The Charities Bill is legislating for the proposals outlined in the Law Commissions review of technical issues in charity law. The government’s response to the law commission report earlier this year gives an indication of the recommendations that will be included in the Bill. But among them listed as the main elements of the Bill are:

  • Changing the law to help charities amend their governing documents more easily with Charity Commission oversight where appropriate.
  • Giving charities more flexibility to obtain tailored advice when they sell land, and removing unnecessary administrative burdens.
  • Increasing flexibility for charities to use their permanent endowment (assets or investments where the capital value must be preserved), with checks in place to ensure its protection in the long term.
  • Removing legal barriers to charities merging, when a merger is in their best interests.
  • Giving trustees advance assurance that litigation costs in the Charity Tribunal can be paid from the charity’s funds.

Government will provide further information and updates about the schedule for implementation in due course and CFG will continue to engage as the Bill passes through parliament.

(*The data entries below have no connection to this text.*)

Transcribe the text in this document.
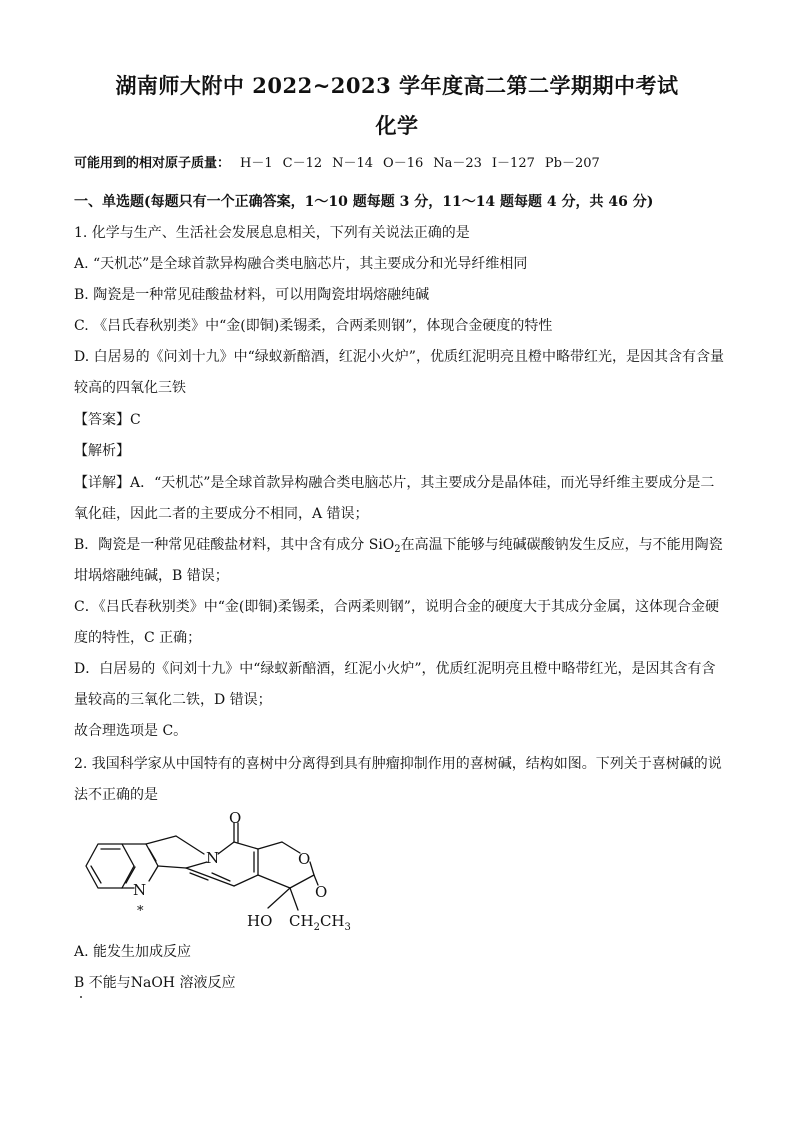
湖南师大附中 2022~2023 学年度高二第二学期期中考试
化学
可能用到的相对原子质量： H－1 C－12 N－14 O－16 Na－23 I－127 Pb－207
一、单选题(每题只有一个正确答案，1～10 题每题 3 分，11～14 题每题 4 分，共 46 分)
1. 化学与生产、生活社会发展息息相关，下列有关说法正确的是
A. “天机芯”是全球首款异构融合类电脑芯片，其主要成分和光导纤维相同
B. 陶瓷是一种常见硅酸盐材料，可以用陶瓷坩埚熔融纯碱
C. 《吕氏春秋别类》中“金(即铜)柔锡柔，合两柔则钢”，体现合金硬度的特性
D. 白居易的《问刘十九》中“绿蚁新醅酒，红泥小火炉”，优质红泥明亮且橙中略带红光，是因其含有含量
较高的四氧化三铁
【答案】C
【解析】
【详解】A．“天机芯”是全球首款异构融合类电脑芯片，其主要成分是晶体硅，而光导纤维主要成分是二
氧化硅，因此二者的主要成分不相同，A 错误；
B．陶瓷是一种常见硅酸盐材料，其中含有成分 SiO$_2$在高温下能够与纯碱碳酸钠发生反应，与不能用陶瓷
坩埚熔融纯碱，B 错误；
C．《吕氏春秋别类》中“金(即铜)柔锡柔，合两柔则钢”，说明合金的硬度大于其成分金属，这体现合金硬
度的特性，C 正确；
D．白居易的《问刘十九》中“绿蚁新醅酒，红泥小火炉”，优质红泥明亮且橙中略带红光，是因其含有含
量较高的三氧化二铁，D 错误；
故合理选项是 C。
2. 我国科学家从中国特有的喜树中分离得到具有肿瘤抑制作用的喜树碱，结构如图。下列关于喜树碱的说
法不正确的是
O
N	O
O
N
*
HO $CH_2CH_3$
A. 能发生加成反应
B 不能与NaOH 溶液反应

The Subsidy Control Framework Bill

This Bill will “Implement a domestic UK subsidy control regime to reflect our strategic interests and particular national circumstances providing a legal framework within which public authorities make subsidy decisions. The listed main elements of the Bill are:

  • Creating a consistent set of UK-wide principles that public authorities must follow when granting subsidies.
  • Exempting categories of subsidies from certain obligations of the regime or leaving out of scope entirely.
  • Prohibiting and placing conditions on certain types of subsidies which are at a particularly high risk of distorting markets.
  • Obligating public authorities to upload information on subsidies to a new UK-wide, publicly accessible transparency database.
  • Establishing an independent subsidy control body to oversee the UK’s bespoke, modern subsidy control system.
  • Providing for judicial oversight and enforcement of the granting of subsidies.

Alongside Charity Tax Group and NCVO, we responded to the consultation on the White Paper for this Bill and are looking to ensure that the new subsidy control framework regime benefits the voluntary sector. You can find more information on what we think should be included in our joint response here.

The Dormant Assets Bill

Unlocking dormant assets to deliver the Community Wealth Fund has long been CFG's aim, having been included in numerous submissions to government. So it is positive news that the government is to introduce a Bill to unlock almost £880m for social and environmental initiatives.

One of the main elements of the Bill is: 'Aligning the model for how dormant assets funding is allocated in England with that used in the devolved administrations. This will enable Ministers to set, through secondary legislation, more specific purposes for the allocation of funding within the general 'social or environmental purpose''.

The scheme is to expand into the insurance and pensions, investment and wealth management, and securities sectors and Reclaim Fund Ltd has been named as the scheme’s authorised reclaim fund. This is all welcome news, but it is likely to take many years before any of the fund is released.